= Direct borohydride fuel cell =

Subcategory of alkaline fuel cells

Direct borohydride fuel cells (DBFCs) are a subcategory of alkaline fuel cells which are directly fed by sodium borohydride or potassium borohydride as a fuel and either air/oxygen or hydrogen peroxide as the oxidant. DBFCs are relatively new types of fuel cells which are currently in the developmental stage and are attractive due to their high operating potential in relation to other type of fuel cells. Recently, DBFCs that rival proton-exchange membrane fuel cells (PEMFCs) in peak power but operating at double the voltage have been reported.

==Chemistry==
Sodium borohydride has been used with more conventional hydrogen fuel cell systems as a means of storing hydrogen. The hydrogen can be regenerated for a fuel cell by catalytic decomposition of the borohydride with water, including successful hydration with synthetic urine:

NaBH_{4} + 2H_{2}O → NaBO_{2} + 4H_{2}

Direct borohydride fuel cells decompose and oxidize the borohydride directly, side-stepping hydrogen production and even producing slightly higher energy yields:

Cathode: 2O_{2} + 4H_{2}O + 8e^{−} → 8OH^{−} (E^{0} = +0.4V)
Anode: NaBH_{4} + 8OH^{−} → NaBO_{2} + 6H_{2}O + 8e^{−} (E^{0} = -1.24 V)
Total E^{0} = +1.64V

The simplified reaction is:

NaBH_{4} + 2O_{2} → NaBO_{2} + 2H_{2}O + Electricity

The working temperature of a direct sodium borohydride fuel cell is 70 °C (158 °F).

==Advantages==
DBFCs could be produced more cheaply than a traditional fuel cell because they do not need expensive platinum catalysts. In addition, they have a higher power density. The high operating voltage of a DBFC reduces the number of cells (in a series circuit) needed in a stack to achieve a desired rated voltage and thus reduces the stack costs considerably.

==Disadvantages==
Unfortunately, DBFCs do produce some hydrogen from a side reaction of NaBH_{4} with water heated by the fuel cell. This hydrogen can either be piped out to the exhaust or piped to a conventional hydrogen fuel cell. Either fuel cell will produce water, and the water can be recycled to allow for higher concentrations of NaBH_{4}.

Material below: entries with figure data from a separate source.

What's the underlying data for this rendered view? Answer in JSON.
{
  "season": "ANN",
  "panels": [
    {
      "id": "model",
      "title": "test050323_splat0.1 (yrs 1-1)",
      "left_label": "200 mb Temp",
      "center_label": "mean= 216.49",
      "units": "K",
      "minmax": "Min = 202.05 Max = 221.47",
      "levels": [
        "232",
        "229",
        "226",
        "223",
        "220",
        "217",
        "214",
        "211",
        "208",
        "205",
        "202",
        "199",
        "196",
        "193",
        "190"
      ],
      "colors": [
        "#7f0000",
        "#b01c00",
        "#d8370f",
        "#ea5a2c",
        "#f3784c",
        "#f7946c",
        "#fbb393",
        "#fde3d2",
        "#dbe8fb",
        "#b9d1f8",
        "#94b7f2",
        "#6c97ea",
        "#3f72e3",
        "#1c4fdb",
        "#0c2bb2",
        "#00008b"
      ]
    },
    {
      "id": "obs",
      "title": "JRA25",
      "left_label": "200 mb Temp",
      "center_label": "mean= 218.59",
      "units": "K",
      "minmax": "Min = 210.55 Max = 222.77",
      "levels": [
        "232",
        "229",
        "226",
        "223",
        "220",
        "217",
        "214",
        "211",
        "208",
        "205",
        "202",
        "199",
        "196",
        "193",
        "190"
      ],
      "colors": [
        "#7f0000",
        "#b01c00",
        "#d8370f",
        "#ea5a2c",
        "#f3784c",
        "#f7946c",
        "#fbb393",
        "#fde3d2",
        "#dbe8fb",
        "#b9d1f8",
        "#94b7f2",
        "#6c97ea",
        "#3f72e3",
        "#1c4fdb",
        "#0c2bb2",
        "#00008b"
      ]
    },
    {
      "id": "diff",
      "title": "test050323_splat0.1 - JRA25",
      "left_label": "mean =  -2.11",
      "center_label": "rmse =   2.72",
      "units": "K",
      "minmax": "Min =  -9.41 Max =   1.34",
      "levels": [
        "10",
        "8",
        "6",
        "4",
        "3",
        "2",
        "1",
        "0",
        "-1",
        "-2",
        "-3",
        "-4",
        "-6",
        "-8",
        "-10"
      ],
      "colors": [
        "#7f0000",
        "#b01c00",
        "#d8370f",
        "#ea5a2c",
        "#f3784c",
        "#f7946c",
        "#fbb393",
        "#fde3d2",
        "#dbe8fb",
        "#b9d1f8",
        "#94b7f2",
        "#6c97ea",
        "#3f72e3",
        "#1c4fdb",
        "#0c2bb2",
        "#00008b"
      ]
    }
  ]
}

More importantly, the process of creating electricity via a DBFC is not easily reversible. For example, after sodium borohydride (NaBH_{4}) has released its hydrogen and has been oxidized, the product is NaBO_{2} (sodium metaborate). Sodium metaborate might be hydrogenated back into sodium borohydride fuel by several different techniques, some of which might theoretically require nothing more than water and electricity or heat. However, these techniques are still in active development. As of June 30, 2010, many patents claiming to effectively achieve the conversion of sodium metaborate to sodium borohydride have been investigated but none have been confirmed—the current efficiency of "boron hydride recycling" seems to be well below 1% which is unsuitable for recharging a vehicle.

==Cost==
Mass production projected prices for the fuel are as low as US$5/kg, rivalling the cost of hydrocarbon fuels.